Quanto à francesa, lá estão: ‘la proposition’ (que há muitas décadas corresponde à nossa ‘oração’ e não é substituída por ‘la phrase’), ‘les noms (nom substantif, nom adjectif’), les ‘conjonctions’, les ‘adverbes’, les ‘adjectifs qualificatifs’ et les ‘adjectifs déterminatifs’, le ‘nom propre’, ‘propositions subordonnées’ etc., etc.
Quanto à espanhola, à parte um ‘palavrão’ ou outro certamente inovado, como, p. e., chamar ‘prótasis’ à ‘oracion condicional’ e ‘apódosis’ à ‘principal’, na generalidade a terminologia tradicional mantém-se. Mas eu acho que não é de mais pedir aos Iluminados que confrontem as terminologias espanhola e francesa com a que eles nos estão agora a propor/impor. Experimentem só...
Permitam-me voltar aos tais pelo menos 210 palavrões que eles dizem terem entendido ‘inovar’. E agora sim, vamos então à catáfora.. Vejam só.

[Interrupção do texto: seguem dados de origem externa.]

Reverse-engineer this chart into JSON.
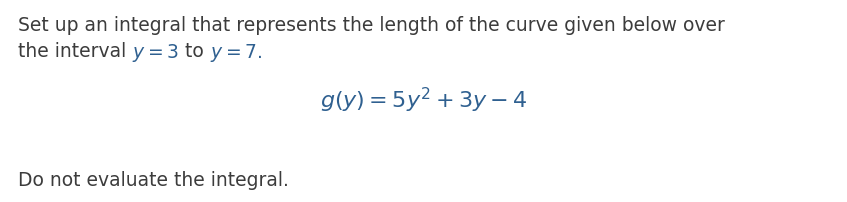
{
  "line1": "Set up an integral that represents the length of the curve given below over",
  "line2_prefix": "the interval ",
  "line2_math1": "y = 3",
  "line2_mid": " to ",
  "line2_math2": "y = 7.",
  "formula": "$g(y) = 5y^{2} + 3y - 4$",
  "footer": "Do not evaluate the integral.",
  "text_color": "#3c3c3c",
  "math_color": "#2f6090",
  "footer_color": "#3c3c3c",
  "bg_color": "#ffffff",
  "fig_width": 8.47,
  "fig_height": 2.02,
  "dpi": 100,
  "font_size_main": 13.5,
  "font_size_formula": 16,
  "font_size_footer": 13.5
}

Fui a todos os dicionários que me rodeiam a mesa de trabalho, para ver se em algum a encontrava registada. (É claro que, vendo-a composta de dois elementos gregos (kata+phora), não era muito difícil encontrar o significado etimológico (que não é o caso na TLEBS!). Em metáfora só muda o prefixo ( a preposição...). Mas... e linguísticamente, o que seria uma catáfora ? Como nenhum dicionário me informava, nem os portugueses, incluindo o Dicionário das Ciências da Linguagem de º Ducrot / T. Todorov, os mais recentes e os antigos, nem os franceses, Larousse (mais antigos e o Petit de 2005), Le Petit ROBRTS (1993)...
É claro que não podia deixar de ir ao dicionário Grego-Português. Tinha de ter. E tinha mesmo. Querem ver?
“kataphorá, ãs: s.f. descida, queda, ferida profunda”.
Para maior descargo de consciência, voltei a dar uma volta aos portugueses e lembrei-me do grande dicionário (7volumes) de J. Pedro Machado que, há mais de 40 anos adquirira como sócio da Sociedade de Língua Portuguesa. E não é que registava mesmo! Mas sem qualquer acepção linguística. Assim:
“Catáfora, s.f. Letargia || primeiro grau do coma || coma imperfeito || Termo com que se designava um estado intermédio ao coma e ao estupor.” .
Para que não me acusem de sectário, fui também ao Dicionario de la Lengua Española, da Academia Real Española (1995). De todos, vejam bem, foi o único em que encontrei a palavra registada com indicação de que se trata de termo linguístico: “tipo de deixis que cumplen ciertas palabras, para anticipar por una parte aún non enunciada del discurso, que va a ser emitida a continuacion, v. gr, esto en la frase lo que digo es ESTO: que renunciaba.
Só que, tal não chegou para me convencer de que a TLEBS é boa.. E mais digo, não querendo ser profeta de desgraça: A TLEBS pode ser mais uma desgraça para o ensino/aprendizagem do Português!.